Sunday, November 09, 2008

Il Bacaro

168 Little Collins Street, Melbourne

Our friend Ida recommended this place to us, and Ida is serious about her Italian heritage and her Italian food.

Tucked away down Little Collins Street, it is easy to wander past this unprepossessing restaurant with noticing it. No outside tables (the pathway is far too narrow), no bright lights, just a serious-looking 1920s-style window frontage with discreet blinds hiding the joys within.

Inside, the place is all dark wood panelling, crisp white linen and flattering lighting. The high bar dominates the centre of the tiny space, but only a few bar stools hold some waiting diners. This is a place to sit side by side in corners, whispering, gossiping, perhaps having an affair...

It is also a place to impress. The waiters are polished professionals, almost always Italian or of Italian extraction, describing each dish on and off the menu with love and care and never needing to refer to notes. They will recommend a wine to go with your food, by the glass or bottle. They will hover discreetly waiting for your hand to reach for a half-empty water glass or bread basket, then swoop in with more. They can tell somehow if it is a special occasion or if there is simply somebody special at the table. Orlando's 15-year-old god-daughter was fussed over charmingly when we took her there.

The food is good. Classic Italian standards vie with regional specials, often involving game. Last time I visited, my dining companion chose a pasta dish with a rabbit ragu which was sensational. My starter - a carpaccio of wagyu beef - was sublime. There is usually plenty of seafood too.

For a special occasion for two, or for a Tuesday evening gossip session with a small group of friends, this is one of my first choices in Melbourne.

Sosta Cucina

Errol Street, North Melbourne

This new North Melbourne place has become a serious regular haunt for me and my workmates. A friendly North Italian joint, they take their regional cooking very seriously here.

The menu is not encyclopaedic, but it is augmented by a slew of specials every night. I have two favourite dishes which I struggle to escape from ordering time and time again. The first is spaghetti with blue swimmer crab meat, olive oil, garlic, parsley, golden breadcrumbs and freshly grated bottarga. It never looks much on the plate, but the flavours are so rich I always struggle to finish it. The waiter tells me that the breadcrumbs (salty, garlicky goodness) are a south Italian way of adding flavour to a dish when money is tight and cheese is expensive.

The second dish I love is a fairly simple pappardelle dish with slow-cooked lamb ragu and pecorino. Perfect for a chilly winter's night, it goes well with a nice big glass of chianti.

The wine list is pretty good - plenty of Italians by the glass as well as the bottle.

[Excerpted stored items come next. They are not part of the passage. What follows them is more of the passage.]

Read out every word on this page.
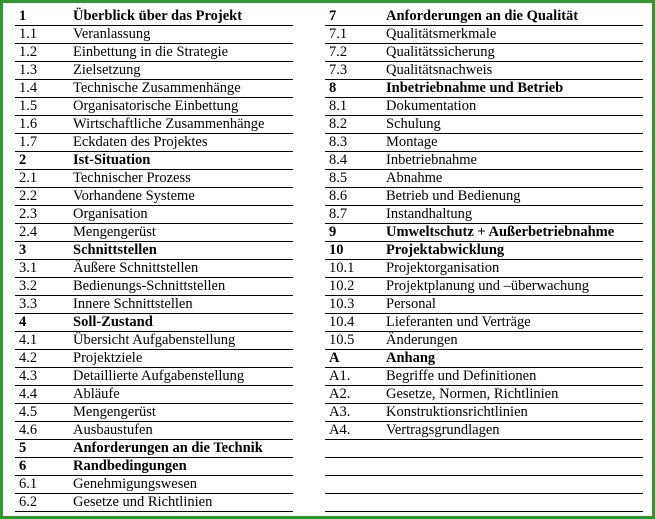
1	Überblick über das Projekt
1.1 Veranlassung
1.2 Einbettung in die Strategie
1.3 Zielsetzung
1.4 Technische Zusammenhänge
1.5 Organisatorische Einbettung
1.6 Wirtschaftliche Zusammenhänge
1.7 Eckdaten des Projektes
2	Ist-Situation
2.1 Technischer Prozess
2.2 Vorhandene Systeme
2.3 Organisation
2.4 Mengengerüst
3	Schnittstellen
3.1 Äußere Schnittstellen
3.2 Bedienungs-Schnittstellen
3.3 Innere Schnittstellen
4	Soll-Zustand
4.1 Übersicht Aufgabenstellung
4.2 Projektziele
4.3 Detaillierte Aufgabenstellung
4.4 Abläufe
4.5 Mengengerüst
4.6 Ausbaustufen
5	Anforderungen an die Technik
6	Randbedingungen
6.1 Genehmigungswesen
6.2 Gesetze und Richtlinien
7	Anforderungen an die Qualität
7.1	Qualitätsmerkmale
7.2	Qualitätssicherung
7.3	Qualitätsnachweis
8	Inbetriebnahme und Betrieb
8.1	Dokumentation
8.2	Schulung
8.3	Montage
8.4	Inbetriebnahme
8.5	Abnahme
8.6	Betrieb und Bedienung
8.7	Instandhaltung
9	Umweltschutz + Außerbetriebnahme
10	Projektabwicklung
10.1 Projektorganisation
10.2 Projektplanung und –überwachung
10.3 Personal
10.4 Lieferanten und Verträge
10.5 Änderungen
A	Anhang
A1. Begriffe und Definitionen
A2. Gesetze, Normen, Richtlinien
A3. Konstruktionsrichtlinien
A4. Vertragsgrundlagen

The owner told me the other night when we went in seeking a quiet table for two, that he couldn't accommodate us as they were having one of their new regional feasts. Every month they will have a bookings-only evening celebrating the food of a particular region of Italy with a special menu. Sounds like a good way to fill a restaurant on a Wednesday night, but I guarantee those heading down to Sosta will add this great place to their list of favourites.

Baba House

Errol Street, North Melbourne

This little Malaysian place is a bit of a Cheap Eats regular. Local to my office, I have walked and rode past it almost every day for a year and a half, and finally ate there with friends on our way to a comedy night in the Comic's Lounge next door.

The furnishings are simple but welcoming, service is friendly and quick, and the food is wonderful. Serving sizes seem big - it is not often I struggle to finish my dinner, especially such a good beef rendang. Peter's fried fish was a hit, although as a starter too small to taste more than a morsel. I will return just to have this all to myself.


66 Flinders Lane Melbourne

Ericka's birthday took us to Tazio, a quirky new pizzeria. Split-level and windowless except for the large front door, it shouldn't work but it does.

And the pizza is exceptional. Only the very best ingredients are used. They come in one size. And I could have eaten three.

My particular favourite (we chose and shared about four) was the Treviso - crushed oven-dried tomatoes, fetta cheese, caramelised onion and basil. The flavours were over-the-top strong and fused wonderfully.

Nonna's pork and veal meatballs were a small dish, but sensational. The spice semolina calamari was perfectly cooked and served with a rocket and endive salad. And even the eggplant lasagne (not my favourite vegetable) was edible (others thought more highly of this).

With plenty of wines - local and Italian - by the glass, it is sure to become one of my favourites.